All of Us
The five years I worked for Winrock International were some of the most adventurous and fulfilling of my career. I was part of a team tasked to tell the story of this wonderful organization, founded to help those at home and abroad, and I jumped in feet first.
Winrock implements USAID contracts, which do everything from countering human trafficking to helping set up a fleet of electric vehicles in one of the more polluted cities of the world, Kathmandu. I interviewed trafficking survivors, I rode around in the back of a small electric bus driven by a pathbreaking group of women in Nepal. I saw firsthand the good that USAID projects accomplish.
I’ll never forget my first trip for Winrock, glimpsing on the side of a truck the words that would from then on never fail to move me. “USAID from the American People.” The work I was doing with Winrock allowed me to see the work that was happening around the world in my name, in the names of all of us.

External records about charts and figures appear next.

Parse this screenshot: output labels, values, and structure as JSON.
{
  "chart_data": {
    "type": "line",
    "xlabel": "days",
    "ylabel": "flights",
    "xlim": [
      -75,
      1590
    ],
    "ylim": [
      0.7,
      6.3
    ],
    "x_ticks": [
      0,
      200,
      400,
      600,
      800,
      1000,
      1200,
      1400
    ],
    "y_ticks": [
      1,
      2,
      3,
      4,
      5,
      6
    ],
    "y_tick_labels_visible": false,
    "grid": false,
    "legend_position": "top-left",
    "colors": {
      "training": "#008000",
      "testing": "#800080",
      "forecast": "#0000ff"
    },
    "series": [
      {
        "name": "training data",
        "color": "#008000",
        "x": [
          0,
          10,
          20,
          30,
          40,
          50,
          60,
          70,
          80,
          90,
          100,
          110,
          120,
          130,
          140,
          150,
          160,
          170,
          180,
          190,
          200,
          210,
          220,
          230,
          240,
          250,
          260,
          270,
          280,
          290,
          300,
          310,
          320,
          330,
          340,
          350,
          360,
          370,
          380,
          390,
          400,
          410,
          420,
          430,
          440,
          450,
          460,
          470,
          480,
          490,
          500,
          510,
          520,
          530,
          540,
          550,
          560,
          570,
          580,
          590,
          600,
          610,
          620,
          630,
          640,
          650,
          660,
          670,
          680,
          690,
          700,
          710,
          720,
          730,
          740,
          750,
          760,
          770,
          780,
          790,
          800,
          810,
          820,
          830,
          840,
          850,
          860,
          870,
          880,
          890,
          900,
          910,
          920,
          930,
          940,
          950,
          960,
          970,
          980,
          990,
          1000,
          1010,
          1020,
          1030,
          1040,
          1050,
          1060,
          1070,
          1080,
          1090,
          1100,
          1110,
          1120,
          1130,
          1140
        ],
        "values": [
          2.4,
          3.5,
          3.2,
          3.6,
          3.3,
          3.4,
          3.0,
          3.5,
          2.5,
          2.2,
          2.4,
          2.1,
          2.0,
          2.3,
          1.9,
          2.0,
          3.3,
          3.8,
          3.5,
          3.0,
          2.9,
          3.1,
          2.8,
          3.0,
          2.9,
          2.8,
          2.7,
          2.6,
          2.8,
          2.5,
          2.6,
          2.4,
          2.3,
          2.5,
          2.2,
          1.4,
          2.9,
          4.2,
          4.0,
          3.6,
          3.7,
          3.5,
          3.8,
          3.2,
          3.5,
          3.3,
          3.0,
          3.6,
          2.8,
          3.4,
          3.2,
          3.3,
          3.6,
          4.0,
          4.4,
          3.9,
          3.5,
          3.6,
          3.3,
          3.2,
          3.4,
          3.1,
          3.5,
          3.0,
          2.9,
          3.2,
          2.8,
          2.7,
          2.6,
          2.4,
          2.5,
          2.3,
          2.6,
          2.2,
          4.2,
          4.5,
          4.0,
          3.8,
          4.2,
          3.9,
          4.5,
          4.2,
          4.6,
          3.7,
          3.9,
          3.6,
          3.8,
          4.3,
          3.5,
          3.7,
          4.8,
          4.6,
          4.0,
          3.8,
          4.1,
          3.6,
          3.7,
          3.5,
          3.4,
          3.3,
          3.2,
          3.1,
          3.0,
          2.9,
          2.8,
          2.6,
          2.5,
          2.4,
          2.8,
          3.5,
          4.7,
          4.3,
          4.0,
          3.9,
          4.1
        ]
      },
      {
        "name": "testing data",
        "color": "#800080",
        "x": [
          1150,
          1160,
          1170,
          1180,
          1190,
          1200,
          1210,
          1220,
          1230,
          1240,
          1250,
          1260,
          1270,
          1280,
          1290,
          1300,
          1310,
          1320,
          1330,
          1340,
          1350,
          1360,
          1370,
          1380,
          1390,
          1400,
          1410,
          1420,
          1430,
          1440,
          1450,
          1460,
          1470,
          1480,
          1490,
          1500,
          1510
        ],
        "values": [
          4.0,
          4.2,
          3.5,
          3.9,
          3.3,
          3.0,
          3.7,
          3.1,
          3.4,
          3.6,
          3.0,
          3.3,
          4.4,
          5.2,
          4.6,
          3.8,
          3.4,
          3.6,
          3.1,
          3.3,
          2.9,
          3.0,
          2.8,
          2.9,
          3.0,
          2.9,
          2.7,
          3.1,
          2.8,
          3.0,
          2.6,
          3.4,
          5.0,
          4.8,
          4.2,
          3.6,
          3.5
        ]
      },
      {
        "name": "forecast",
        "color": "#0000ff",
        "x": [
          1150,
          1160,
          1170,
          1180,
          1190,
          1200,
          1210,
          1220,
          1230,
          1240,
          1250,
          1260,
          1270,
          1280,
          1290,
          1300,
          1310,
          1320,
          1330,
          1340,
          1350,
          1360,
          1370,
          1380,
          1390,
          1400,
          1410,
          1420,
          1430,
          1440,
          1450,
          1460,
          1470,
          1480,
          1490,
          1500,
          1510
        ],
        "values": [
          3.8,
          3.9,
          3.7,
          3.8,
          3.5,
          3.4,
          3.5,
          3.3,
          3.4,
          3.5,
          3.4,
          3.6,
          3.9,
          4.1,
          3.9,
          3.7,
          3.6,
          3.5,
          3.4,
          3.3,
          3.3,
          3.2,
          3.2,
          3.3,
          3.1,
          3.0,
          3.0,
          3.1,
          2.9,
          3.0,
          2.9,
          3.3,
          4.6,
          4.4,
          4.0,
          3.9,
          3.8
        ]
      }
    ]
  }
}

For just just 1 percent of the U.S. budget, the United States Agency for International Development sows a tremendous amount of goodwill. It’s evidence of our values, yes, but it’s also part of the soft power on which the world runs.
Yesterday the Agency for International Development was closed and its website shut down. Employees were told to work from home. The president has said he would like to shutter USAID as an independent agency. The head of the new Department of Government Efficiency called it a “criminal organization.”
The crime is what’s happening now, both to this agency and to the people who depend on it. And have no doubt: In the end, those people are all of us.